L’action publique découpe naturellement la réalité sociale en champs de compétences particuliers avec chacun son encadrement juridique, législatif et réglementaire, ses fonctionnaires, ses professionnels, ses usagers… L’organisation associative s’est, pour une large part, structurée en décalquant les découpages administratifs, accroissant la segmentation de la réalité sociale et l’opacité de l’ensemble des politiques publiques pour les citoyens, rendant le sens de l’action publique difficilement perceptible : fragmentation administrative et fragmentation associative se répondent et se confortent mutuellement. Or, il ne peut y avoir de collaboration fructueuse entre élus et associations que s’ils partagent une vision commune du sens de ce qu’ils font ensemble.

=> A quelles conditions peut-on réunifier, pour les élus et pour les associations, le sens et la cohérence d’ensemble de leur collaboration dans la diversité des secteurs où elle se déploie.
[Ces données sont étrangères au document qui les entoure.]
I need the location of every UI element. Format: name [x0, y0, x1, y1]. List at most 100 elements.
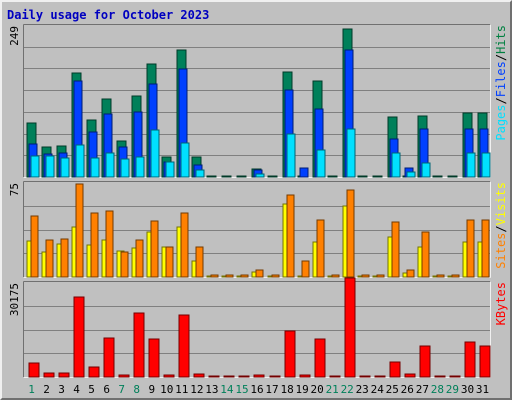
day-label: 27: [416, 383, 429, 396]
sites-bar: [406, 269, 415, 278]
pages-bar: [391, 152, 401, 178]
panel-3-max-label: 30175: [8, 283, 21, 316]
sites-bar: [301, 260, 310, 278]
kbytes-bar: [284, 330, 296, 378]
day-label: 15: [235, 383, 248, 396]
sites-bar: [481, 219, 490, 278]
sites-bar: [421, 231, 430, 278]
kbytes-bar: [344, 277, 356, 378]
pages-bar: [120, 158, 130, 178]
pages-bar: [45, 155, 55, 178]
panel-1-legend: Pages/Files/Hits: [494, 25, 508, 141]
day-label: 26: [401, 383, 414, 396]
kbytes-bar: [73, 296, 85, 378]
kbytes-bar: [28, 362, 40, 378]
sites-bar: [120, 251, 129, 278]
hits-bar: [221, 175, 232, 178]
sites-bar: [45, 239, 54, 278]
kbytes-bar: [449, 375, 461, 378]
sites-bar: [180, 212, 189, 278]
sites-bar: [361, 274, 370, 278]
kbytes-bar: [58, 372, 70, 378]
legend-entry: /: [494, 97, 508, 104]
hits-bar: [372, 175, 383, 178]
kbytes-bar: [314, 338, 326, 378]
sites-bar: [105, 210, 114, 278]
sites-bar: [316, 219, 325, 278]
panel-2-legend: Sites/Visits: [494, 182, 508, 269]
kbytes-bar: [223, 375, 235, 378]
pages-bar: [105, 152, 115, 178]
legend-entry: /: [494, 54, 508, 61]
day-label: 6: [103, 383, 110, 396]
sites-bar: [75, 183, 84, 278]
kbytes-bar: [148, 338, 160, 378]
day-label: 11: [175, 383, 188, 396]
pages-bar: [255, 173, 265, 178]
files-bar: [299, 167, 309, 178]
kbytes-bar: [479, 345, 491, 378]
sites-bar: [225, 274, 234, 278]
kbytes-bar: [269, 375, 281, 378]
pages-bar: [316, 149, 326, 178]
sites-bar: [195, 246, 204, 278]
day-label: 21: [326, 383, 339, 396]
kbytes-bar: [253, 374, 265, 378]
pages-bar: [75, 144, 85, 178]
kbytes-bar: [374, 375, 386, 378]
day-label: 19: [295, 383, 308, 396]
pages-bar: [90, 157, 100, 178]
day-label: 23: [356, 383, 369, 396]
sites-bar: [165, 246, 174, 278]
legend-entry: KBytes: [494, 282, 508, 325]
kbytes-bar: [133, 312, 145, 378]
sites-bar: [135, 239, 144, 278]
day-label: 3: [58, 383, 65, 396]
kbytes-bar: [299, 374, 311, 378]
day-label: 29: [446, 383, 459, 396]
sites-bar: [346, 189, 355, 278]
panel-3-legend: KBytes: [494, 282, 508, 325]
day-label: 17: [265, 383, 278, 396]
hits-bar: [327, 175, 338, 178]
pages-bar: [60, 157, 70, 178]
hits-bar: [206, 175, 217, 178]
day-label: 30: [461, 383, 474, 396]
kbytes-bar: [434, 375, 446, 378]
day-label: 9: [148, 383, 155, 396]
pages-bar: [286, 133, 296, 178]
sites-bar: [60, 238, 69, 278]
day-label: 7: [118, 383, 125, 396]
sites-bar: [210, 274, 219, 278]
legend-entry: Files: [494, 61, 508, 97]
kbytes-bar: [329, 375, 341, 378]
legend-entry: Sites: [494, 233, 508, 269]
kbytes-bar: [103, 337, 115, 378]
kbytes-bar: [88, 366, 100, 378]
kbytes-bar: [359, 375, 371, 378]
hits-bar: [447, 175, 458, 178]
legend-entry: /: [494, 225, 508, 232]
kbytes-bar: [464, 341, 476, 378]
day-label: 20: [310, 383, 323, 396]
panel-3-background: [24, 282, 490, 377]
pages-bar: [195, 169, 205, 178]
chart-title: Daily usage for October 2023: [7, 8, 209, 22]
sites-bar: [436, 274, 445, 278]
pages-bar: [30, 155, 40, 178]
pages-bar: [165, 161, 175, 178]
pages-bar: [135, 156, 145, 178]
day-label: 31: [476, 383, 489, 396]
day-label: 18: [280, 383, 293, 396]
day-label: 13: [205, 383, 218, 396]
panel-1-max-label: 249: [8, 26, 21, 46]
sites-bar: [451, 274, 460, 278]
sites-bar: [271, 274, 280, 278]
sites-bar: [286, 194, 295, 278]
panel-2-max-label: 75: [8, 183, 21, 196]
pages-bar: [481, 152, 491, 178]
pages-bar: [150, 129, 160, 178]
sites-bar: [30, 215, 39, 278]
sites-bar: [376, 274, 385, 278]
day-label: 2: [43, 383, 50, 396]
3 – Il faut éviter que les formes de « démocratie participative » dans lesquelles se coule la collaboration élus / associations n’aggrave encore la césure sociale.

La crise jette une lumière crue sur l’importance du fossé qui se creuse entre le monde des inclus et celui des exclus. Incapables d’accéder aux biens et services de l’espace public, « les exclus » sont en plus impuissants pour réclamer et faire valoir leurs droits d’y accéder. C’est à cette invisibilité et à ce silence du monde de l’exclusion auxquels il faut d’abord s’attaquer.

Or, quelle que soit la volonté de solidarité des associations de lutte contre l’exclusion, elles font elles-mêmes partie du monde des inclus et il en va de même de la quasi-totalité des dispositifs et instances de participation. Élargir le vivier des « élites sociales » n’est pas en soi ouvrir l’accès à l’espace public de ceux qui en sont exclus. C’est même leur faire vivre une exclusion redoublée.

=> Quelles stratégies et démarches « d’empowerment » proposer pour ouvrir aux exclus l’accès à la parole et à la capacité d’organisation et d’action collective, l’exercice de leur propre pouvoir social, civique et politique ?

III – Pourquoi cette soirée autour du manifeste ?

- Pour le diffuser plus largement et lancer un mouvement d’idées, voire un mouvement social sur cette problématique.

- Pour inciter au recueil et à la valorisation de la multiplicité d’expériences pratiques qui répondent positivement aux questions posées, pour les mettre en réseau, les diffuser, les démultiplier à grande échelle.